延年看到这一幕,并不难过,或者说,他早已在走上这条道路时就已经做好了为此牺牲的准备,他只是没想到有一天自己会在天幕上看到自己死前的场景。可惜的是,他死的太年轻了,估计活着是看不到自己期盼的场景了。
发愤图强做栋梁
不负年少
(画面一转,一个全身血肉模糊的青年转身,他的面容还很稚嫩,与之前的青年有几分相似。
不知道他看到听到了什么,脸上的笑容缓缓展开,对即将奔赴的刑场丝毫不惧。
场景渐渐变化,阳光洒在绿意盎然的小路上,青年一袭卡其色风衣,嘴角上扬,眼中满是笑意,如同稚子般天真可爱。)
高君曼原本无声的哭泣变为呜咽,她哭得肝肠寸断,口中颤抖地叫着乔年、延年的名字。
仲甫先生将浑身颤抖的妻子揽进怀里,无声安慰。妻子转身将他紧紧抱住,想要在他怀里寻求一丝安慰。他抱着妻子,仰头看向天幕。他努力睁大眼睛,竭力想要眼泪倒流回去,但仍有一滴眼泪悄然从他眼角滑落,流入鬓发,很快消失不见。

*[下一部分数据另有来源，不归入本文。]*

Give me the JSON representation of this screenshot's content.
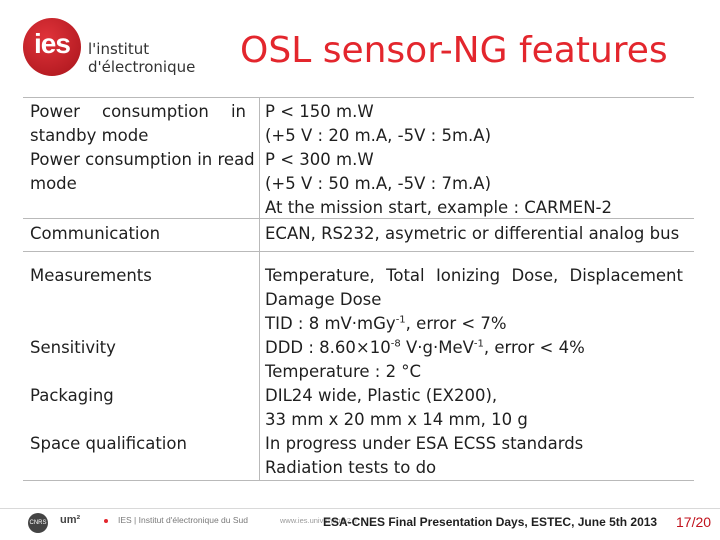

延年看着弟弟如他一般慨然赴死,内心骄傲的同时,涌出一股悲怆。尽管知道,弟弟是在如他一般践行着自己的信仰,但任谁亲眼看到弟弟死前的一幕,都无法接受。不知不觉间,延年用了更大的力气,想要与弟弟融为一体,二人永不分离。
乔年只觉得横在自己腰间的手越发用力,勒得他要喘不过气了。他抬头看向哥哥,无声询问,却只看到哥哥脸上的难过。于是转身看向天幕,恰好看到自己如哥哥一般在临刑前露出的灿烂笑容,便瞬间明白了。
“哥,你不要难过,我们都是为了自己的信仰而死,死而无憾。而且,说不定我们还能在地下团聚呢,哥”
延年听到前半句还很欣慰,听到后面又忍不住说:“什么在地下团聚,世界上没有鬼,要相信科学!”
易白沙等人看到延年、乔年都为了信仰,年纪轻轻就奔赴刑场,心中复杂万分。早知这兄弟二人心志坚韧,非池中之物,可他们死的太年轻了!一方面他们欣慰后继有人,中/国还有救;可另一方面,他们惭愧啊,他们无能,竟还要后辈牺牲自己;但同时,他们还有对陈氏父子的敬佩,一家满门忠烈,虎父无犬子啊!
中夏、世炎等青年一辈不约而同给天幕上临刑前的兄弟二人鞠了一躬。
无知的百姓不知道这两个大户人家的公子做错了什么就被抓起来,也不明白为什么他们明明快要死了却还能笑出来,但他们却为两兄弟感到惋惜。这兄弟俩这么年轻,当行刑前的笑容和之前明媚的笑容一对比,就越发让人感到难过了。
好好的一顿洗尘宴因为天幕的提前剧透,导致众人已经没有心情再吃下去了。
仲甫先生勉强抑制住脸上的难过,艰难扯出一个比哭还难看的笑容:“诸位,今日对不住大家了,改日我请大家,咱们再好好聚一番”
汪孟邹:“仲甫啊,别说这些客套话。你们一家人难得团聚,带着两个孩子回家去吧。你这脾气也改改,和孩子好好说话。”
易白沙:“是啊,别再和孩子置气了。延年、乔年,你俩也是,和你们父亲好好谈谈,父子之间能有什么愁恨啊!”
延年、乔年被天幕剧透,提前得知自己的结局,对于回家这件事也不像之前那般抵触。
这一晚,陈氏父子终于不再像从前那样针锋相对,而是彼此按捺住自己的暴躁性子,彻夜长谈。